Sunday, November 1, 2009

China : When the Driver of the World Economy Is A Speculative, Drunk, Riverboat Gambler

It is our opinion that China today is circa Japan in the late 1980s when it was a manufacturing powerhouse and seemed poise to continue its rise to superpower and world domination.
Jim Grant, Grants Interest Rate Observer: 



China today is where Japan was in the late ’80s, except with the greater political instability that comes with a semi-controlled economy and the lack of a social safety net (read: jobless, hungry people don’t write angry letters, they riot)…Today China projects to the world a similar image as Japan did in the 1980s… “



Richard Bernstein, former chief investment strategist at Merrill Lynch, says China’s economy is overheating and that investors should avoid its stock market. “China is an immense credit bubble that's going on right now,” he tells CNBC.   "They have massive overcapacity and their solution to that problem was to build more capacity over that," says Bernstein, now CEO of Bernstein Capital Management.
 “A superb primer on the risks of China’s go-for-broke lending drive was published by Fitch Ratings on May 20. Is it not passing strange, the agency asks, that Chinese lending is accelerating even as Chinese corporate profits are shrinking? ‘Ordinarily, falling corporate earnings are met with tightened lending, but in China, precisely the reverse is evident. . . .’ You would expect—and Fitch does anticipate—that the borrowers of these trillions of renminbi are not so profitable as they were in the boom, and some will therefore struggle to service their debts.”


Lately, the Chinese economy has been impressing us with its growth…But Chinese economic structure is not is not superior to the West’s; the Chinese can just cook GDP numbers better and control their economy more effectively through forced lending and spending.
However, these short-term advantages come with long-term consequences – there will be a steep price to pay for them; there always is. 




“Examining, first, the track of Chinese bank lending and, second, the trend in Chinese nonperforming loans, the seasoned reader will remember … Drexel Burnham Lambert. In the mid-to-late 1980s, the American junk bond market combined breakneck growth with muted default rates. The secret, fully revealed during the subsequent bear market, was that the default rates were a direct product of the issuance rates. Borrowers didn’t default because of—to adapt the Fitch formulation to that earlier time—the ‘pervasive rolling over and maturity extension of bonds as they fell due.’ Drexel failed when the junk market did.


“Since 2005, China has generated 73% of the global growth in oil consumption and 77% of the global growth in coal consumption.


Today, Chinese economic growth is the force pushing the global economy and stock markets. The quality of this growth, however, is low as it is predicated on massive (forced) lending and is unsustainable. As and when Chinese growth finally slows, the impact will be felt in many, often unsuspected places.


We believe that China’s pulling in the reins will impact commodity markets, commodity producers and commodity exporting nations. Combined with our expectation of deflation in the intermediate term, this will severely impact commodities.  Let’s take oil, for instance. As incremental demand from China slows, oil prices will suffer and impact the Russian economy in particular.  China accounts for 15% of Brazil’s exports (up from 1.5% a decade ago), significantly impacting the economy of that South American nation.

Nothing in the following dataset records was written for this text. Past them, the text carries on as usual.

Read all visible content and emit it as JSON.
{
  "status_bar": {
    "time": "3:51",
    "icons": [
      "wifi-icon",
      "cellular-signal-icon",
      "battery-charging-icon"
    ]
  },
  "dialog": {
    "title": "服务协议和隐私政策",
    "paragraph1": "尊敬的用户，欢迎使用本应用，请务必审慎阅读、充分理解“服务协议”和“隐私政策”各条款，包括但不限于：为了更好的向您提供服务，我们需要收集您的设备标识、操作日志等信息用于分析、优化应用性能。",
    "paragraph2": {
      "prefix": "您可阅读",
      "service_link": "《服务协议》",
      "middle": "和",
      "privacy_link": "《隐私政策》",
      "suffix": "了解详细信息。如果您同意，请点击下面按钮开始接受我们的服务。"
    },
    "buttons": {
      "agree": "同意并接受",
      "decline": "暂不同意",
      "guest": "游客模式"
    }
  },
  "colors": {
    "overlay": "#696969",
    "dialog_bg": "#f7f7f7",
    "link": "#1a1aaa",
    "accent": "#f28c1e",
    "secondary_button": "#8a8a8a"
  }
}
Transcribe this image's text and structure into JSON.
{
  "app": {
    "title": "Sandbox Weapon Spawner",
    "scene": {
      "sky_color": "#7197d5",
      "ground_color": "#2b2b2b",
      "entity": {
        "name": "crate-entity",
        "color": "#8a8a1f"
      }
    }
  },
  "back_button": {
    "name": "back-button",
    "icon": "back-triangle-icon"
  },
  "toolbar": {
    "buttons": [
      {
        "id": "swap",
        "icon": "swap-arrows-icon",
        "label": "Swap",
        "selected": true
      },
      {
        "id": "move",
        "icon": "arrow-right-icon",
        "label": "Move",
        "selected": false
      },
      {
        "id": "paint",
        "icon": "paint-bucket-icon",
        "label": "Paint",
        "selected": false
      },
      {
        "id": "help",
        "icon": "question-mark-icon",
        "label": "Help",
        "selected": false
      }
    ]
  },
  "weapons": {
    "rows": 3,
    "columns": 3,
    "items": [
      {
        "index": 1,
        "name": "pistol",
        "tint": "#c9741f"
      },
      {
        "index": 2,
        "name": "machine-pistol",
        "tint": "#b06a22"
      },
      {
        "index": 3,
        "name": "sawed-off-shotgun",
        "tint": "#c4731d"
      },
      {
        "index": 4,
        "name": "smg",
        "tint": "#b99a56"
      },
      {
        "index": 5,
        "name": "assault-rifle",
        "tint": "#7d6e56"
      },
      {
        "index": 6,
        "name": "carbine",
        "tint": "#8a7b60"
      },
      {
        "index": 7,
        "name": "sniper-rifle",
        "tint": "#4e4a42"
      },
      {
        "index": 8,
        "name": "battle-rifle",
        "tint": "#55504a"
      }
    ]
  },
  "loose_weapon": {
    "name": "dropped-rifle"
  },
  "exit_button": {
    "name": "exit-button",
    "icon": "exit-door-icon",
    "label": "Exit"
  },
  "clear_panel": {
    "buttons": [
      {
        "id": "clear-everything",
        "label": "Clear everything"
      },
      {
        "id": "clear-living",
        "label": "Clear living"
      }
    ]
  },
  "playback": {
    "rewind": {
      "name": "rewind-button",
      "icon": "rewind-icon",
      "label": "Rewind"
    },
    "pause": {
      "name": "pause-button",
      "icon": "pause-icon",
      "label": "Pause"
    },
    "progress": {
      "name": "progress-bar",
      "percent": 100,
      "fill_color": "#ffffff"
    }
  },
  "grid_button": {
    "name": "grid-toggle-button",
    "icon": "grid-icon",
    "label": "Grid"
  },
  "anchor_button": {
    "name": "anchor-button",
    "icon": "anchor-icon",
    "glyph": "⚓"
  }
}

Finally, we are bearish on China because of the enormous amount of overcapacity that currently exists in the country.  China’s manufacturing capacity was structured for a leveraged U.S. consumer and a leveraged world.  As the world delevers, China as the exporting nation faces a difficult transition given it’s excess capacity.  Like the U.S., it is desperately attempting to reflate its economy and continue growth is because it sees the difficult adjustment that lies ahead.